Python-style Pseudocode:
def driver_1():
"""Vendor-specific initialization for driver 1"""
return get_built_in_mac_address()
def driver_2():
"""Vendor-specific initialization for driver 2"""
return get_built_in_mac_address()
def handle_networking(vendor):
"""Determine the appropriate driver and retrieve the MAC address."""
if vendor == "vendor_1":
mac_address = driver_1()
elif vendor == "vendor_2":
mac_address = driver_2()
else:
mac_address = get_mac_address() # Generic method to get MAC address
return mac_address
Then hook it somehow. Instead simple kernel default return mac_address have a hook which modifies that variable.
I cannot imagine the kernel does not have that kind of abstraction? If it has, if you can find that code and hook/patch that, then no driver specific modifications will be required. Then only 1 kernel function might need hooking or patching.
For someone who is not a kernel hacker, compiling, forking, and installing a patched module seems more complex compared to using kernel live patching.
I agree, but I would prefer to not throw away a potential solution because I haven’t currently got experience with it, I can always learn it.
By contrast, when using the kernel live patching API, updates might only break if the specific lines being patched or hooked undergo significant changes.
Do you think we are going to be able to fail closed with the kernel live patching API? What happens if the patch can’t be applied?
I think choosing between live patching and compiled modules should be selected based on whichever will allow us to do this the safest. Which do you think that is? If it’s equal then I will do live patching as you’ve suggested.
I cannot imagine the kernel does not have that kind of abstraction?
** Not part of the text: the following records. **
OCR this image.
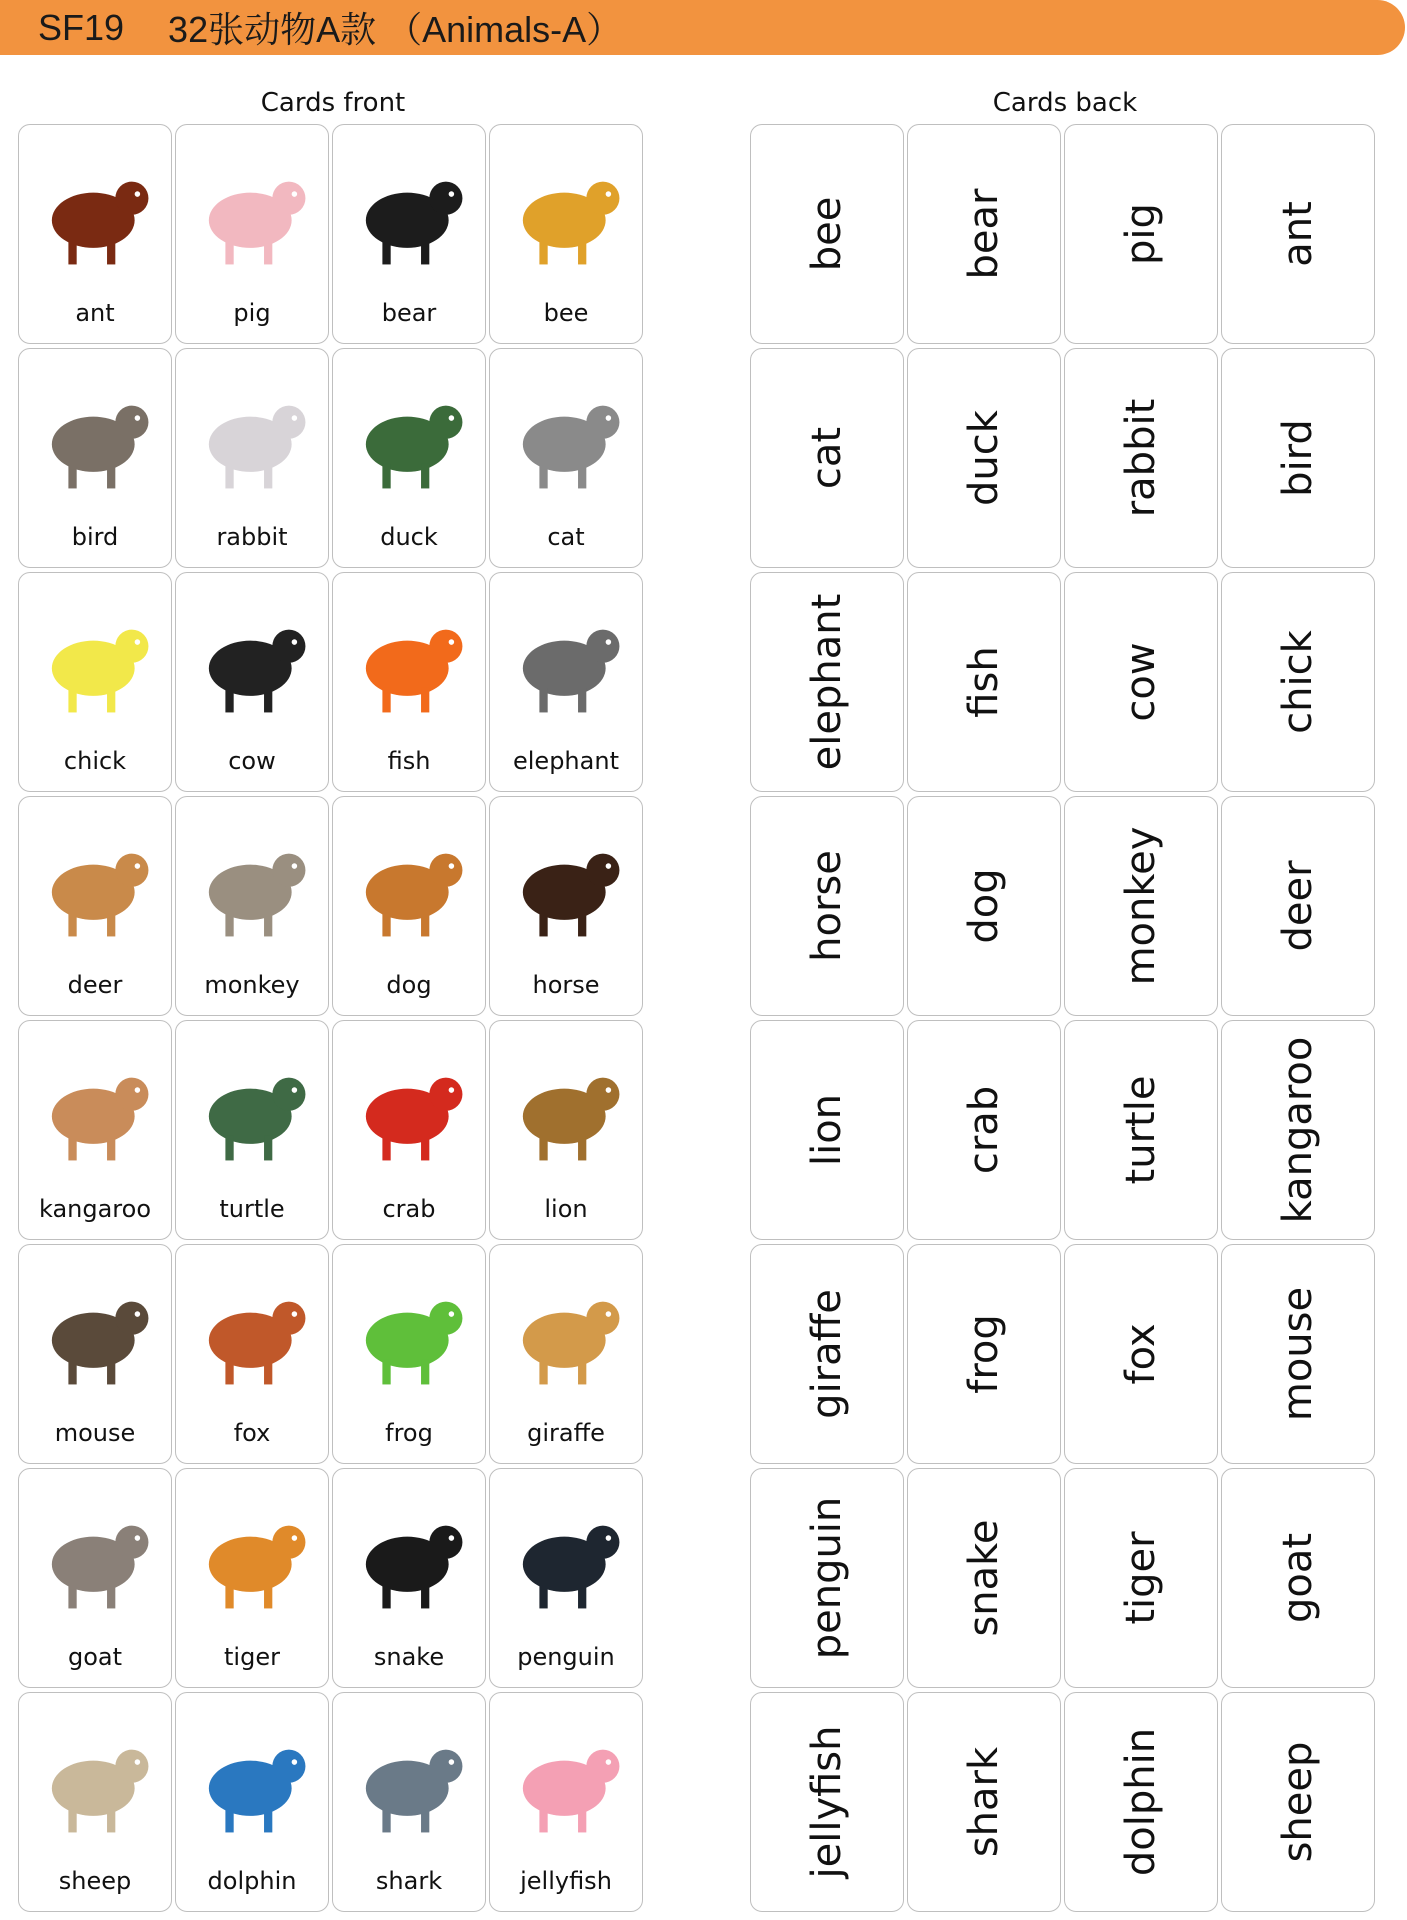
SF19 32张动物A款 （Animals-A）
Cards front	Cards back
ant	pig	bear	bee
bird	rabbit	duck	cat
chick	cow	fish	elephant
deer	monkey	dog	horse
kangaroo	turtle	crab	lion
mouse	fox	frog	giraffe
goat	tiger	snake	penguin
sheep	dolphin	shark	jellyfish
bee	bear	pig	ant
cat	duck	rabbit	bird
elephant	fish	cow	chick
horse	dog	monkey	deer
lion	crab	turtle	kangaroo
giraffe	frog	fox	mouse
penguin	snake	tiger	goat
jellyfish	shark	dolphin	sheep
If it has, if you can find that code and hook/patch that, then no driver specific modifications will be required. Then only 1 kernel function might need hooking or patching.
It’s not quite that simple. There’s the MAC address that is set on the netdevice and other generic kernel structs, which is what’s returned when a query for the MAC address is made. However, there’s also the MAC address that gets written to the hardware, which is done in a driver-specific way. I will look again to try and find a way to do it at the level of abstraction you mention, but I don’t know if it’s possible.
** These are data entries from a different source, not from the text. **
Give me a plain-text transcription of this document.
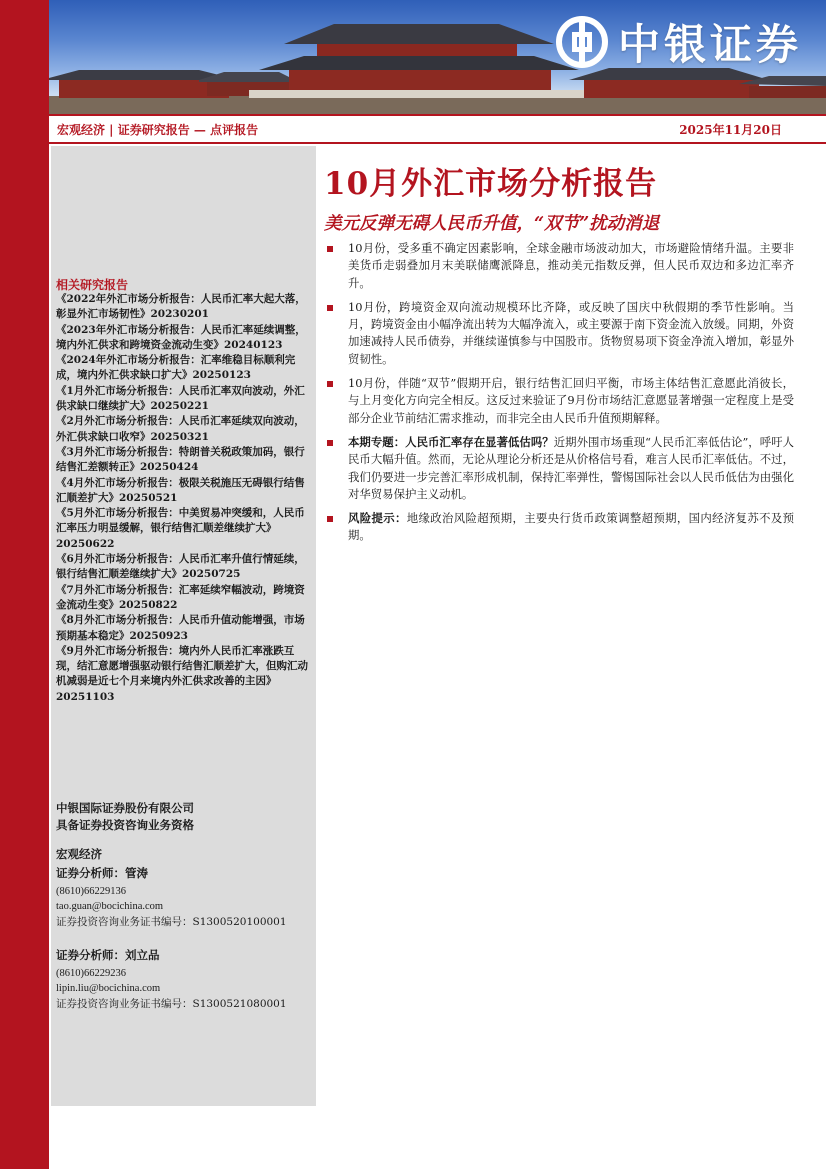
中银证券
宏观经济 | 证券研究报告 — 点评报告	2025年11月20日
相关研究报告
《2022年外汇市场分析报告：人民币汇率大起大落，彰显外汇市场韧性》20230201
《2023年外汇市场分析报告：人民币汇率延续调整，境内外汇供求和跨境资金流动生变》20240123
《2024年外汇市场分析报告：汇率维稳目标顺利完成，境内外汇供求缺口扩大》20250123
《1月外汇市场分析报告：人民币汇率双向波动，外汇供求缺口继续扩大》20250221
《2月外汇市场分析报告：人民币汇率延续双向波动，外汇供求缺口收窄》20250321
《3月外汇市场分析报告：特朗普关税政策加码，银行结售汇差额转正》20250424
《4月外汇市场分析报告：极限关税施压无碍银行结售汇顺差扩大》20250521
《5月外汇市场分析报告：中美贸易冲突缓和，人民币汇率压力明显缓解，银行结售汇顺差继续扩大》20250622
《6月外汇市场分析报告：人民币汇率升值行情延续，银行结售汇顺差继续扩大》20250725
《7月外汇市场分析报告：汇率延续窄幅波动，跨境资金流动生变》20250822
《8月外汇市场分析报告：人民币升值动能增强，市场预期基本稳定》20250923
《9月外汇市场分析报告：境内外人民币汇率涨跌互现，结汇意愿增强驱动银行结售汇顺差扩大，但购汇动机减弱是近七个月来境内外汇供求改善的主因》20251103
中银国际证券股份有限公司
具备证券投资咨询业务资格
宏观经济
证券分析师：管涛
(8610)66229136
tao.guan@bocichina.com
证券投资咨询业务证书编号：S1300520100001
证券分析师：刘立品
(8610)66229236
lipin.liu@bocichina.com
证券投资咨询业务证书编号：S1300521080001
10月外汇市场分析报告
美元反弹无碍人民币升值，“双节”扰动消退
10月份，受多重不确定因素影响，全球金融市场波动加大，市场避险情绪升温。主要非美货币走弱叠加月末美联储鹰派降息，推动美元指数反弹，但人民币双边和多边汇率齐升。
10月份，跨境资金双向流动规模环比齐降，或反映了国庆中秋假期的季节性影响。当月，跨境资金由小幅净流出转为大幅净流入，或主要源于南下资金流入放缓。同期，外资加速减持人民币债券，并继续谨慎参与中国股市。货物贸易项下资金净流入增加，彰显外贸韧性。
10月份，伴随“双节”假期开启，银行结售汇回归平衡，市场主体结售汇意愿此消彼长，与上月变化方向完全相反。这反过来验证了9月份市场结汇意愿显著增强一定程度上是受部分企业节前结汇需求推动，而非完全由人民币升值预期解释。
本期专题：人民币汇率存在显著低估吗？近期外围市场重现“人民币汇率低估论”，呼吁人民币大幅升值。然而，无论从理论分析还是从价格信号看，难言人民币汇率低估。不过，我们仍要进一步完善汇率形成机制，保持汇率弹性，警惕国际社会以人民币低估为由强化对华贸易保护主义动机。
风险提示：地缘政治风险超预期，主要央行货币政策调整超预期，国内经济复苏不及预期。
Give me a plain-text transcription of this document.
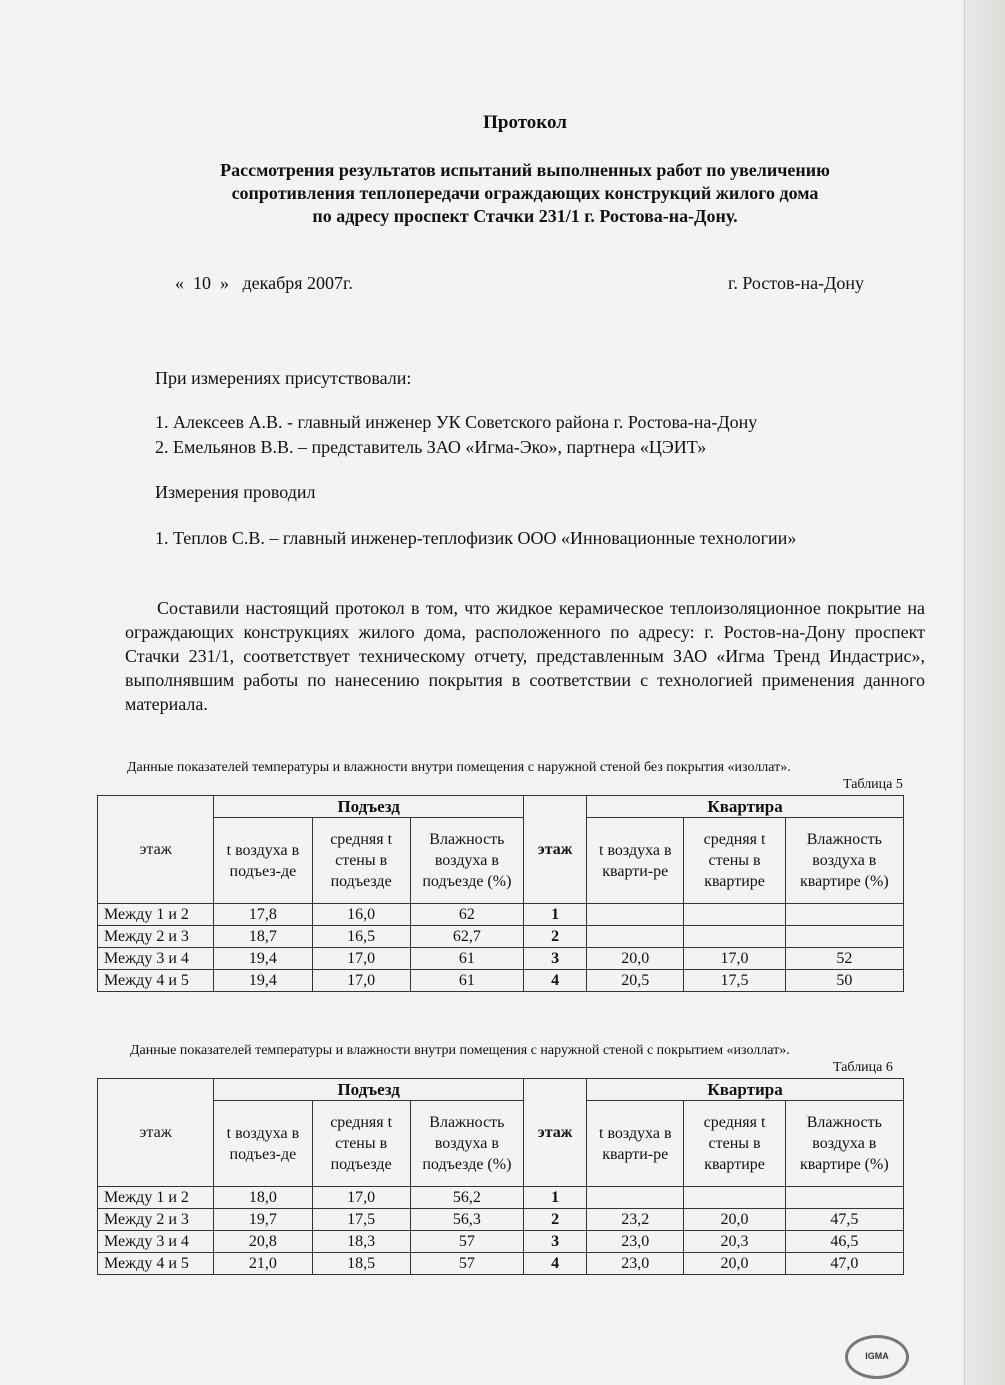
Протокол
Рассмотрения результатов испытаний выполненных работ по увеличению
сопротивления теплопередачи ограждающих конструкций жилого дома
по адресу проспект Стачки 231/1 г. Ростова-на-Дону.
«  10  »   декабря 2007г.	г. Ростов-на-Дону
При измерениях присутствовали:
1. Алексеев А.В. - главный инженер УК Советского района г. Ростова-на-Дону
2. Емельянов В.В. – представитель ЗАО «Игма-Эко», партнера «ЦЭИТ»
Измерения проводил
1. Теплов С.В. – главный инженер-теплофизик ООО «Инновационные технологии»
Составили настоящий протокол в том, что жидкое керамическое теплоизоляционное покрытие на ограждающих конструкциях жилого дома, расположенного по адресу: г. Ростов-на-Дону проспект Стачки 231/1, соответствует техническому отчету, представленным ЗАО «Игма Тренд Индастрис», выполнявшим работы по нанесению покрытия в соответствии с технологией применения данного материала.
Данные показателей температуры и влажности внутри помещения с наружной стеной без покрытия «изоллат».
Таблица 5
этаж	Подъезд			этаж	Квартира		
	t воздуха в подъез-де	средняя t стены в подъезде	Влажность воздуха в подъезде (%)		t воздуха в кварти-ре	средняя t стены в квартире	Влажность воздуха в квартире (%)
Между 1 и 2	17,8	16,0	62	1			
Между 2 и 3	18,7	16,5	62,7	2			
Между 3 и 4	19,4	17,0	61	3	20,0	17,0	52
Между 4 и 5	19,4	17,0	61	4	20,5	17,5	50
Данные показателей температуры и влажности внутри помещения с наружной стеной с покрытием «изоллат».
Таблица 6
этаж	Подъезд			этаж	Квартира		
	t воздуха в подъез-де	средняя t стены в подъезде	Влажность воздуха в подъезде (%)		t воздуха в кварти-ре	средняя t стены в квартире	Влажность воздуха в квартире (%)
Между 1 и 2	18,0	17,0	56,2	1			
Между 2 и 3	19,7	17,5	56,3	2	23,2	20,0	47,5
Между 3 и 4	20,8	18,3	57	3	23,0	20,3	46,5
Между 4 и 5	21,0	18,5	57	4	23,0	20,0	47,0
IGMA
Asking on the kernel mailing list might be helpful.
Yes.
The failure can be handled.
Kernel modules have wide powers. They can even cause a kernel panic. As a reaction of being unable to apply the kernel patch, either a sysctl or /proc file could be written. Based on that, a systemd unit might refuse to bring up networking or the kernel itself disables networking.
I guess live patching is the safest. It has the least demands on user space (udev, systemd, NetworkManger). No demands on user space actually. I expect it to require the fewest maintenance changes since only relevant kernel code is patched. Any kernel upgrades will just work. If the patch fails to apply in case the kernel modified the patched lines, networking can be disabled.
It really depends on the specific kernel code in question whether a hook or patch is more suitable. In any case, short of patching Linux upstream, a kernel module seems the best overall.